Evidence supporting a direct suppressive effect of growth hormone on serum IGFBP-1 levels. Experimental studies in normal, obese and GH-deficient adults

It has occasionally been suggested that GH directly suppresses circulating IGFBP-1 levels, although it is generally believed that such an effect is secondary to a GH-induced increase in insulin levels. We present data from several experiments in which the effects of GH on IGFBP-1 could be studied more extensively. In normal subjects (n=36), an i.v.
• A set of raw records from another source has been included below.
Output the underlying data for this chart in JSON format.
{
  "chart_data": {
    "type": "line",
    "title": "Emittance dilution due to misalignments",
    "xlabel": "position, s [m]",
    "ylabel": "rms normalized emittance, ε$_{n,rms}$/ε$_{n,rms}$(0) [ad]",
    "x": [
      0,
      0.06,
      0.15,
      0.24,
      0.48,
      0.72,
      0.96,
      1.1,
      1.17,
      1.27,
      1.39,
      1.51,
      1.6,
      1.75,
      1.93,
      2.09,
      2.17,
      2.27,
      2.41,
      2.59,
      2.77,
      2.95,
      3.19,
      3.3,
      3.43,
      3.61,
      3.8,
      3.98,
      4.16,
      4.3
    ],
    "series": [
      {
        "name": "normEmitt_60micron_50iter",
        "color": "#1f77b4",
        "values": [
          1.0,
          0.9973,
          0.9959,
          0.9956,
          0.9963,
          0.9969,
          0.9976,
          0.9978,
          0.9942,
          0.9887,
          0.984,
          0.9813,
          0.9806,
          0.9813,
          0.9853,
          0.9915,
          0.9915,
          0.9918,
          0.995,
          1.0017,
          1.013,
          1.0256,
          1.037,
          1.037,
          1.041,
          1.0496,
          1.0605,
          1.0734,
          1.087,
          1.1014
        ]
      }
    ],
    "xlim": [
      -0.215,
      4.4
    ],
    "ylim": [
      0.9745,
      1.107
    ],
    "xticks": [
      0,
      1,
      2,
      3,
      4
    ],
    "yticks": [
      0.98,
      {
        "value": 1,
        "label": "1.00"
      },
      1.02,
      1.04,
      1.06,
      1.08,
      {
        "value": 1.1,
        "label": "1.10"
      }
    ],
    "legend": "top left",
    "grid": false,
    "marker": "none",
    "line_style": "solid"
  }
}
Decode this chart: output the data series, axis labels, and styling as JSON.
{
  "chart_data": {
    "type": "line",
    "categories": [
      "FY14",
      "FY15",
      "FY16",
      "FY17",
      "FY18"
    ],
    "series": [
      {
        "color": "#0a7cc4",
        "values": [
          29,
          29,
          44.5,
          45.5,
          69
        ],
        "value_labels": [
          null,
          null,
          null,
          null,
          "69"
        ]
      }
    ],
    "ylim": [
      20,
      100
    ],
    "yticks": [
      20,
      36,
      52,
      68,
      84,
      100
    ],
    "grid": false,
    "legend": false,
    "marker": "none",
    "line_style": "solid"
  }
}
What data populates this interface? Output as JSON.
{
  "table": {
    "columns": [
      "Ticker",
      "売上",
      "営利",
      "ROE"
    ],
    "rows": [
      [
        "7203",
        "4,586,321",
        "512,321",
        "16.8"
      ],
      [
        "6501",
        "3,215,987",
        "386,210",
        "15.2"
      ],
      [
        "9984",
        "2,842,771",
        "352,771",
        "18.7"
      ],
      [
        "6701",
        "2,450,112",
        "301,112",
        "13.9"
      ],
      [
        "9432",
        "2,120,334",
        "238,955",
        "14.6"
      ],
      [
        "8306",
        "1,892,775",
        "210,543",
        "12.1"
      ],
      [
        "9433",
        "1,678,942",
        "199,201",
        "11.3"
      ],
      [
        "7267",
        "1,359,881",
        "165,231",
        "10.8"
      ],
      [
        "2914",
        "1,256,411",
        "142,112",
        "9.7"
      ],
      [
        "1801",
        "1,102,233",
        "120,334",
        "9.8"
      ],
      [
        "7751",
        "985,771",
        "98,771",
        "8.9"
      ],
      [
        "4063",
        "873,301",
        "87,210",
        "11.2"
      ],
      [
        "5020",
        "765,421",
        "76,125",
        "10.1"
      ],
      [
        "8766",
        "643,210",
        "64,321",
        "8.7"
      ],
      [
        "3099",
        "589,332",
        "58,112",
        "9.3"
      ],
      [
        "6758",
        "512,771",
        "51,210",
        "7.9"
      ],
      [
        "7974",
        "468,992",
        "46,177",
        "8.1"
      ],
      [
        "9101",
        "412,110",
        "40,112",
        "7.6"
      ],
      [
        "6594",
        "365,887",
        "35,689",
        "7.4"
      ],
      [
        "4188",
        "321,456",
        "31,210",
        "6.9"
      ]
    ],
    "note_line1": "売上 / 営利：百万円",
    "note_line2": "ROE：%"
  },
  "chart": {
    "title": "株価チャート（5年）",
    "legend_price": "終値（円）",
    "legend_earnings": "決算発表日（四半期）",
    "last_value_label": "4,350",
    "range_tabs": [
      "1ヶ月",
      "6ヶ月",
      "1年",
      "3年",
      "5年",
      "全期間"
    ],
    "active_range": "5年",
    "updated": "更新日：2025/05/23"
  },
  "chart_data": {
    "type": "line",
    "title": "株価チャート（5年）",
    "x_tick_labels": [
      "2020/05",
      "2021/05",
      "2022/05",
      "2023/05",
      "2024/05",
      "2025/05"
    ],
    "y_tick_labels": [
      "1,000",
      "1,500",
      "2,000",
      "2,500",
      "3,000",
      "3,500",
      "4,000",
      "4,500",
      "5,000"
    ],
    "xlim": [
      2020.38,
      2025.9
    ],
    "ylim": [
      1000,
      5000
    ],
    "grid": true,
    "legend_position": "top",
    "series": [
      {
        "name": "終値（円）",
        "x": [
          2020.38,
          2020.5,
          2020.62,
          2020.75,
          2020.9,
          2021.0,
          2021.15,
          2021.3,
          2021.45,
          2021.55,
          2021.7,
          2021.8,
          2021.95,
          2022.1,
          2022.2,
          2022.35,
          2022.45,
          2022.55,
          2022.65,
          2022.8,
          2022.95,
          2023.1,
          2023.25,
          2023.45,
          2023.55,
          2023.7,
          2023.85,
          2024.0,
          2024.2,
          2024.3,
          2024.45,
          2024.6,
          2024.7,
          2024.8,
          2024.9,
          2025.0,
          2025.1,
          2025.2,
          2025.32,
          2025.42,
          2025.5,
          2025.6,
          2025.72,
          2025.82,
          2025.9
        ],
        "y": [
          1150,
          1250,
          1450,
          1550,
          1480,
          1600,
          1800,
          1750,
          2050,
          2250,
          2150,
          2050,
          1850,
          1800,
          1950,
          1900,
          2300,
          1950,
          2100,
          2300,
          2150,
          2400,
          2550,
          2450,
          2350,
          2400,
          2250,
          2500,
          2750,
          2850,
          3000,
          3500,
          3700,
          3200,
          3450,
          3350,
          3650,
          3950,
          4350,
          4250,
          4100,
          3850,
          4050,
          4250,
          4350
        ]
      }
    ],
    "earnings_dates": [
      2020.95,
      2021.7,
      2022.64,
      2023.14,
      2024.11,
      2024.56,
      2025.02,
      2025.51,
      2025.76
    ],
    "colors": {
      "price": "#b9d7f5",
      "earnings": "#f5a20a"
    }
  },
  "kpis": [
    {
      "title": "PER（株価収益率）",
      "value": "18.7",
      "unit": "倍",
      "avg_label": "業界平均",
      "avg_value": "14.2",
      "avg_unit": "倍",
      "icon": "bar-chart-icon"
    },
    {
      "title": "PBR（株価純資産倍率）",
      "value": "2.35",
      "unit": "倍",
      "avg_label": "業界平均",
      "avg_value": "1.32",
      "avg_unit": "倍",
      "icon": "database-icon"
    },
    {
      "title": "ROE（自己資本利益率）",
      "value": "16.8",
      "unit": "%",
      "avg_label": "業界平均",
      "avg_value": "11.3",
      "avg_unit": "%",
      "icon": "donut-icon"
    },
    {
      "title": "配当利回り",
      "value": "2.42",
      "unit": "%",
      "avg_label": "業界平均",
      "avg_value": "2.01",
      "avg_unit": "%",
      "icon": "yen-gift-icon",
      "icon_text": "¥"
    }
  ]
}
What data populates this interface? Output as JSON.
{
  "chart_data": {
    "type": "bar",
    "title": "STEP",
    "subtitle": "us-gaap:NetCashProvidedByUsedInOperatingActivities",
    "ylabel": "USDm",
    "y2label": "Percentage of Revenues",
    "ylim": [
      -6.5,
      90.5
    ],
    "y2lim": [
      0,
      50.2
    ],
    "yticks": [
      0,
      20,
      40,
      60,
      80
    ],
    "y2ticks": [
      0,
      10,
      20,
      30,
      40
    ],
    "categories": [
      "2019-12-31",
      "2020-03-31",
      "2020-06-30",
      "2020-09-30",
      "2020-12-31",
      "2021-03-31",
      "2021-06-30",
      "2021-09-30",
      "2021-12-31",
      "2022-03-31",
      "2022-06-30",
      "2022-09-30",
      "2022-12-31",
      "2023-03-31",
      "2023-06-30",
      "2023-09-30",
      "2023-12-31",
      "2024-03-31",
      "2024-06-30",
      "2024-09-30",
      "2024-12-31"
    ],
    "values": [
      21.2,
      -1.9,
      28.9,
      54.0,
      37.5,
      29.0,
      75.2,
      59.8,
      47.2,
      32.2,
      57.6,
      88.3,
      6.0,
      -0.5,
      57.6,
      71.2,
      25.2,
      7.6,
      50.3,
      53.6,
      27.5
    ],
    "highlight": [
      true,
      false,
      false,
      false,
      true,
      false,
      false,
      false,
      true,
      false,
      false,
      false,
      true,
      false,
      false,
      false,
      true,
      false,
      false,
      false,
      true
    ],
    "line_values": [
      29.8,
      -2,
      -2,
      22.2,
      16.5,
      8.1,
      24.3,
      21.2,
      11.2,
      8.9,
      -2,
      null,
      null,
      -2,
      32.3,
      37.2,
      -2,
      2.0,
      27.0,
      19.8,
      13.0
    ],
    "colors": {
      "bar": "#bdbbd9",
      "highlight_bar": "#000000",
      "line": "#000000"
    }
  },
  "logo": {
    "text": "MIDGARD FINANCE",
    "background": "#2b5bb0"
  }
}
GH bolus caused a small but significant decrease in plasma IGFBP-1 concentrations without changes in insulin [IGFBP-1 (μg/l): 2.6 ± 0.3 (GH) vs 3.2 ± 0.4 (placebo), P<0.05]. Conversely, a 28-h somatostatin infusion with and without GH administration during fasting in normal subjects yielded higher IGFBP-1 levels in the non-GFI substituted study [50.5 ± 5.3 (GH-suppression) vs 22.6 ± 5.6 (GH-substitution), P<0.01], comparable with an increased concentration of IGFBP-1 during fasting in GH-deficient patients without usual GH substitution [23.4 ± 7.6 (GH pause) vs 14.1 ± 4.9 (GH substitution), P<0.01]. In both fasting studies insulin levels remained stable. During a hypocaloric diet, long-term GH treatment in obesity lead to a significant decline in IGFBP-1 level (2.3 ± 0.6 vs 1.2 ± 0.2, P<0.01), while no changes were found in the placebo group. Again, insulin levels remained equally low in both studies. Finally, a significant rebound increase in IGFBP-1 level in response to insulin induced hypoglycemia was only observed among GH-deficient patients, but not in control subjects, the latter of whom responded to hypoglycemia with a significant increase in serum GH levels [23.2 ± 7.2 (GHDA) vs 2.5 ± 0.3 (controls), P<0.01]. In conclusion, a suppressive effect of GH on IGFBP-1 appears to be unmasked in the presence of low or suppressed insulin levels, making GH a potential regulator of IGF-I bioactivity in a hitherto unrecognized way.